Warm yellow windows.

A glowing sign.

The scent of grilled meat drifting into the evening air.

And honestly...

it smelled like emotional therapy.

Won Ho pointed toward it.

"There."

"Our reward for surviving."

"Our reward for your stupidity."

Xia corrected.

"Details."

The closer we got, the more normal everything felt.

The forest became distant.

Then unreal.

Then almost dreamlike.

Exactly how trauma likes to disguise itself.

Kimberly walked beside me the entire time.

Close enough that our shoulders occasionally brushed.

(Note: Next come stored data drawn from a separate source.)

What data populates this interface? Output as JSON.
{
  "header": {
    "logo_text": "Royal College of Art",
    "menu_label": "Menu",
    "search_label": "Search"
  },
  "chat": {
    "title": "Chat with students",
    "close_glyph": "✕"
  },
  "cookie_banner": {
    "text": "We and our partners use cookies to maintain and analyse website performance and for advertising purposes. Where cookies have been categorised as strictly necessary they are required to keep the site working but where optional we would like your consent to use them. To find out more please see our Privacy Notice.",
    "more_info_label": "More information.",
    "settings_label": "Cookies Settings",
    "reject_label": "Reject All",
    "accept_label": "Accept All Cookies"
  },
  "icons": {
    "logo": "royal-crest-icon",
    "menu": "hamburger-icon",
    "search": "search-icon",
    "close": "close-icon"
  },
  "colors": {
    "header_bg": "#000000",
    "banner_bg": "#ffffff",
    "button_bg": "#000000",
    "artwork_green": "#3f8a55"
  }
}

She hadn't said much since we escaped.

Neither had I.

Some silences don't need to be filled.

As we approached the entrance, I noticed Airi lagging behind.

Still holding her phone.

Still staring at the screen.

I slowed my pace.

"Airi."

She looked up immediately.

Almost startled.

"What?"

"Did you delete the videos?"

For a moment she didn't answer.

Then she shook her head.

"No."

Xia turned around.

"You still have them?"

Airi looked down again.

Her fingers tightened around the phone.

"I wanted to check something first."

Nobody liked the sound of that.

"What thing?"

Won Ho asked.

Airi swallowed.

For several seconds she seemed unsure whether she wanted to speak.

Then she exhaled slowly.

And opened the gallery.

The group gathered around her.

The street suddenly felt colder.

The city noises seemed farther away.

As if the forest had briefly reached across the distance.

Airi stared at the screen.

Then finally spoke.

"When I reviewed the footage..."

Nobody interrupted.

"There was something strange."

A pause.

A small one.

But long enough to make everyone uncomfortable.

"The shadows."

My stomach tightened.

"What about them?"

Airi slowly raised her eyes.

And for the first time since leaving the forest...

I saw genuine terror there.

Not panic.

Not fear.

Recognition.

The kind that comes from seeing something you wish you hadn't understood.

Her voice barely rose above a whisper.

"There were seven shadows."

Silence.

Nobody moved.

Nobody spoke.

The evening traffic continued behind us.

People laughed.

Cars passed.

Life went on.

Yet for one impossible moment...

the world felt very far away.

Won Ho forced a nervous laugh.

"There were six of us."

Airi nodded.

Slowly.

That's what made it worse.

"Exactly."

The cold that followed had nothing to do with the weather.

I looked at the dark screen of her phone.

Then toward the distant line of trees barely visible beyond the city lights.

And despite everything—

Despite escaping.

Despite the road.

Despite the people.

Despite the lights.

I couldn't stop thinking the same thing.

Something had left the forest with us.

And somehow...

I knew this story was only beginning.